Journalism can be so tough sometimes. You can be working on a story for hours, days, weeks sometimes, only to find out at the last second that a tip was wrong, that things aren't as they seem, or that you completely missed your window of opportunity. And that latter point seems to be what happened to a Romanian TV reporter sent to cover a sand storm. The only problem? He was a little late. But it appears he didn't let that get into the way of his story.

Here's what I mean (from the Austrian Times):

A red-faced TV reporter who thought he was onto a shore thing as he faked a sand storm when he missed the real thing has become a laughing stock in Romania after his cameraman let viewers in on the stunt.

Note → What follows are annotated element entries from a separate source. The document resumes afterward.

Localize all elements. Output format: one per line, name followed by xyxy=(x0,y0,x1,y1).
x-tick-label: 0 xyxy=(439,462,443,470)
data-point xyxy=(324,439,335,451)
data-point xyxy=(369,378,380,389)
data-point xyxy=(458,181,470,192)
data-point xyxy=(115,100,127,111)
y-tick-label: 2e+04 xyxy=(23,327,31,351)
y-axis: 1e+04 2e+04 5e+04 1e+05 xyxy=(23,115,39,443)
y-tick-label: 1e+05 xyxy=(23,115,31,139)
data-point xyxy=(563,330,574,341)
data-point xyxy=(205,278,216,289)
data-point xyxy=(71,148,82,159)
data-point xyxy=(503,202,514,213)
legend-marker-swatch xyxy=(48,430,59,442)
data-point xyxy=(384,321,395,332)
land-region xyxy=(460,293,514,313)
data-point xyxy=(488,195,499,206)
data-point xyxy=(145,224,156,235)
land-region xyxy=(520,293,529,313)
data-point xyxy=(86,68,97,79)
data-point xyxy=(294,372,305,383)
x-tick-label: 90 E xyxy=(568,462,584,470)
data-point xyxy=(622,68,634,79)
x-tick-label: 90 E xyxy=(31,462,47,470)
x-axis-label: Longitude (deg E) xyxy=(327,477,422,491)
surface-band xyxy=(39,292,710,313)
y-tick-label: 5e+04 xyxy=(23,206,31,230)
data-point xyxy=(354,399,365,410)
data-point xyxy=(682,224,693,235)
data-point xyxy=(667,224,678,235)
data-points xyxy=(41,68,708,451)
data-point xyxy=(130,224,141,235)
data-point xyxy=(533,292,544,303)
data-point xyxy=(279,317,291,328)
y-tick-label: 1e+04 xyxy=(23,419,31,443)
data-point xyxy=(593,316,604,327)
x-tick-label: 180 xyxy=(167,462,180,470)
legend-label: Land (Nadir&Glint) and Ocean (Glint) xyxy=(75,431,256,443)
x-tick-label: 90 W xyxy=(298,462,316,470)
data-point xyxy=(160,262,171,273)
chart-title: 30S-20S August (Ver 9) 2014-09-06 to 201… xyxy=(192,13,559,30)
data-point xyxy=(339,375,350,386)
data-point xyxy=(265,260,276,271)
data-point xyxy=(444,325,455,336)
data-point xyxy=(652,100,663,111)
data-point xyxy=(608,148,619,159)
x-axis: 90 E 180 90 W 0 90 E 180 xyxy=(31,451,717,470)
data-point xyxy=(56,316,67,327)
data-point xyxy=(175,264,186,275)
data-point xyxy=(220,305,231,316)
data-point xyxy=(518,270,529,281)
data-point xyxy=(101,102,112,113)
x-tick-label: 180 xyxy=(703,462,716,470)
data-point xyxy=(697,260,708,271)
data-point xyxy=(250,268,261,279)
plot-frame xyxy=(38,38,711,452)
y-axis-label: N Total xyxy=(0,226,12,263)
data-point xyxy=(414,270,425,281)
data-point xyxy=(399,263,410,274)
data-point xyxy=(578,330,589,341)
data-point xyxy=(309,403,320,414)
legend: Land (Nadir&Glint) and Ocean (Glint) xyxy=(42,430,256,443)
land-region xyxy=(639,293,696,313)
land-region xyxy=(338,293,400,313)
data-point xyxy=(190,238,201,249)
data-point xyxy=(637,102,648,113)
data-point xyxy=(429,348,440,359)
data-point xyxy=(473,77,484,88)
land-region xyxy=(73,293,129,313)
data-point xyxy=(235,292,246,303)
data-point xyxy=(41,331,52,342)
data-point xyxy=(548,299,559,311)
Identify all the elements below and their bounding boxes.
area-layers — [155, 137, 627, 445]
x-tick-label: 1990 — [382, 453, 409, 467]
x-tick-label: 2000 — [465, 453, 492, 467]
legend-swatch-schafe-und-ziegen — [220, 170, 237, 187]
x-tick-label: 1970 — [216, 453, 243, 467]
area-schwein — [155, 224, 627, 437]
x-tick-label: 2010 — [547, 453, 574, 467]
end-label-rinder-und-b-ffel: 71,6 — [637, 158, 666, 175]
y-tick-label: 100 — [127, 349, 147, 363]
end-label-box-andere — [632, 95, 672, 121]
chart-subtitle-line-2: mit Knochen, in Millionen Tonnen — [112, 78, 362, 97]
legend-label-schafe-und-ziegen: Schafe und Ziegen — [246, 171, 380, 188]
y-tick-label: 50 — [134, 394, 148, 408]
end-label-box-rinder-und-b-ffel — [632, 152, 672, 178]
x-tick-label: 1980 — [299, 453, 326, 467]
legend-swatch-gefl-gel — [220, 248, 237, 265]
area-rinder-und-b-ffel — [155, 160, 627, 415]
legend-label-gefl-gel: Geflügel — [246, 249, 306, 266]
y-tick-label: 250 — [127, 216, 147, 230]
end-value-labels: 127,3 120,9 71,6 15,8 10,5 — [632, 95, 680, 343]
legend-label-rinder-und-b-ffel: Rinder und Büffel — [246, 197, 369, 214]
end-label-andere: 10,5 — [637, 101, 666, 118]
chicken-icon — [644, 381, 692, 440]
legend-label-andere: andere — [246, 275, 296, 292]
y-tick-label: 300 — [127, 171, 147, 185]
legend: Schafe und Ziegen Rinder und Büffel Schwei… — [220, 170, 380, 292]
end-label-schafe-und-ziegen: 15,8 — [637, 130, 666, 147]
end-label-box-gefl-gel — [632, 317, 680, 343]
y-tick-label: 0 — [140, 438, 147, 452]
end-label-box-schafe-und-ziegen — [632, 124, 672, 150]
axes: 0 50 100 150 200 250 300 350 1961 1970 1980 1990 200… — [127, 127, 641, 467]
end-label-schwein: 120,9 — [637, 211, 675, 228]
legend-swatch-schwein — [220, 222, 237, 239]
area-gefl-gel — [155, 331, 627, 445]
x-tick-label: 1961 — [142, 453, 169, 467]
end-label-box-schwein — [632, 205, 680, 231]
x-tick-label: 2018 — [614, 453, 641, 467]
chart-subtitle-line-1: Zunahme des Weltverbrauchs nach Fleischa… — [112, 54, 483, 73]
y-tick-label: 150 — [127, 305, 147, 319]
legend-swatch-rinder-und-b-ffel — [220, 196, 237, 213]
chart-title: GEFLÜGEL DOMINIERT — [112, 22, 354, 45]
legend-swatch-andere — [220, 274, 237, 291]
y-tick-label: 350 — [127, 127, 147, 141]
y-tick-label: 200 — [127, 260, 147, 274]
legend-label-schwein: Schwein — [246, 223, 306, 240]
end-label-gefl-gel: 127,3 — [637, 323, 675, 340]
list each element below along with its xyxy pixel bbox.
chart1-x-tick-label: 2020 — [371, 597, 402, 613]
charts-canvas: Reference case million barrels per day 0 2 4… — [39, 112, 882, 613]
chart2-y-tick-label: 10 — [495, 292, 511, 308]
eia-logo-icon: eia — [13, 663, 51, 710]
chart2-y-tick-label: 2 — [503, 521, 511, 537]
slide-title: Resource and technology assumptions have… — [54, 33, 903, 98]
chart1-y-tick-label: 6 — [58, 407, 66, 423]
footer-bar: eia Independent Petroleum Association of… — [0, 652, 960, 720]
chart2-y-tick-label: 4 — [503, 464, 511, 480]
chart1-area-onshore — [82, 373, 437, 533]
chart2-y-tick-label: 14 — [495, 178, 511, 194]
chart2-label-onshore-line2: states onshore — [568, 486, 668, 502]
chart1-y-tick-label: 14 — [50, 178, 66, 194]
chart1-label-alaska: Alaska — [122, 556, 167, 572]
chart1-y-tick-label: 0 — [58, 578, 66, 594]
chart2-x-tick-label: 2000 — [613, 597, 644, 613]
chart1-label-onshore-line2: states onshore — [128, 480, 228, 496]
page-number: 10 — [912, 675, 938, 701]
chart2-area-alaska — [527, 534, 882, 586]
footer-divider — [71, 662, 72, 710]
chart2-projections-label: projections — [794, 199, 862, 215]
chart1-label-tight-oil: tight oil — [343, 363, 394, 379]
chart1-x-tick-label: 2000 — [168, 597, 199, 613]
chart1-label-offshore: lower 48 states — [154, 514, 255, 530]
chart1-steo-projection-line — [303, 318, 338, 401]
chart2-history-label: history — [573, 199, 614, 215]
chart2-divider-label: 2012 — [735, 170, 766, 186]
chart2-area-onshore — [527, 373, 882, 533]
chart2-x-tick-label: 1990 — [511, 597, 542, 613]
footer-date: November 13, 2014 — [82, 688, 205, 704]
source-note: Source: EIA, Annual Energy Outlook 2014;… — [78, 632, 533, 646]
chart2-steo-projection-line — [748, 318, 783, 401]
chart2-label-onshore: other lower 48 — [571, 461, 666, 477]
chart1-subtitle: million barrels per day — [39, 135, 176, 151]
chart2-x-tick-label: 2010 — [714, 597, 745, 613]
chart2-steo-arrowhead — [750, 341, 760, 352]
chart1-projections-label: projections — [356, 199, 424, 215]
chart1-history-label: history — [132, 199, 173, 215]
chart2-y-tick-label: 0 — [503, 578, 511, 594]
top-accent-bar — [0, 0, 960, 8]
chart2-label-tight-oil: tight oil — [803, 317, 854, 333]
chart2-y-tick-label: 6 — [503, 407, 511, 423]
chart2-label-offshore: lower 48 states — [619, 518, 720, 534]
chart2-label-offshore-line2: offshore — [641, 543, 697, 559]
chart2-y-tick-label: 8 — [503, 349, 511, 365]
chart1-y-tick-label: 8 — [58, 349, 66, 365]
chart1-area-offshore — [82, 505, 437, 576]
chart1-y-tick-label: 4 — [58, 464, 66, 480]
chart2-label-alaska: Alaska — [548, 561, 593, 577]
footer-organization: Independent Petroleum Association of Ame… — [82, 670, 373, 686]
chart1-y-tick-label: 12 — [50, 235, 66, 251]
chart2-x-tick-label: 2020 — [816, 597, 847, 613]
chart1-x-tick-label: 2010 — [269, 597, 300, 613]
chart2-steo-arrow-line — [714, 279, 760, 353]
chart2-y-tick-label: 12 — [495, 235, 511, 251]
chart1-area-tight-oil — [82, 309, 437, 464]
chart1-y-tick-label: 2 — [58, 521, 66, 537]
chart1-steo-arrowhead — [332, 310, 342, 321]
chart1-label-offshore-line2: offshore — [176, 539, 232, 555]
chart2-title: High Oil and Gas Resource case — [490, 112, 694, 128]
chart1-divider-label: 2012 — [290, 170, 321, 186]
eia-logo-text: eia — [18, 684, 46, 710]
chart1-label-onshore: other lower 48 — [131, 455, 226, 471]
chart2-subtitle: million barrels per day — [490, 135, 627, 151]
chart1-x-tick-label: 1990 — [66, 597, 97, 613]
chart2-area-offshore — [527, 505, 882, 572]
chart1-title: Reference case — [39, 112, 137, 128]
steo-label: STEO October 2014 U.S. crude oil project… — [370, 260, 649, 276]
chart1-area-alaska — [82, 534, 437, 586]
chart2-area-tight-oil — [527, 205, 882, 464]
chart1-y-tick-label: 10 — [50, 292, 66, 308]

Wait, what? Did the outlet just say he was caught "faking" a sand storm? Yes, and that his cameraman caught it on video:

If you can't translate, here's what the reporter is saying:

"The wind blows with incredible power, there are moments when it is impossible to stand up here.

"The wind blows the sand at over 60 km per hour. The wind blew away the beach umbrellas and the tourists had to leave in a hurry," he added in the live report from the country's Black Sea coast.

Now after seeing the video and reading his quotes, you would think the reporter would come clean. But he's not. Instead, he's insisting it was all just a joke:

Yesterday the channel insisted the report was genuine.

The reporter claimed: "The report was not doctored in any way. It was a bad joke made by the cameraman."

There seems to be little question in most people's minds that it was fake. But lets play along for second. The question then becomes: Was the fake sandstorm being created (because there was a fake one being created) meant to appear to be the actual sandstorm, or was it simply a joke like he says?

And then that brings us to this point: sure the actual report was "genuine" -- it wasn't intended to be a gag -- but then what's most egregious is that the reporter seems to be faking a story during a genuine report. So the news agency and the reporter could be technically right. But that doesn't mean it wasn't wrong.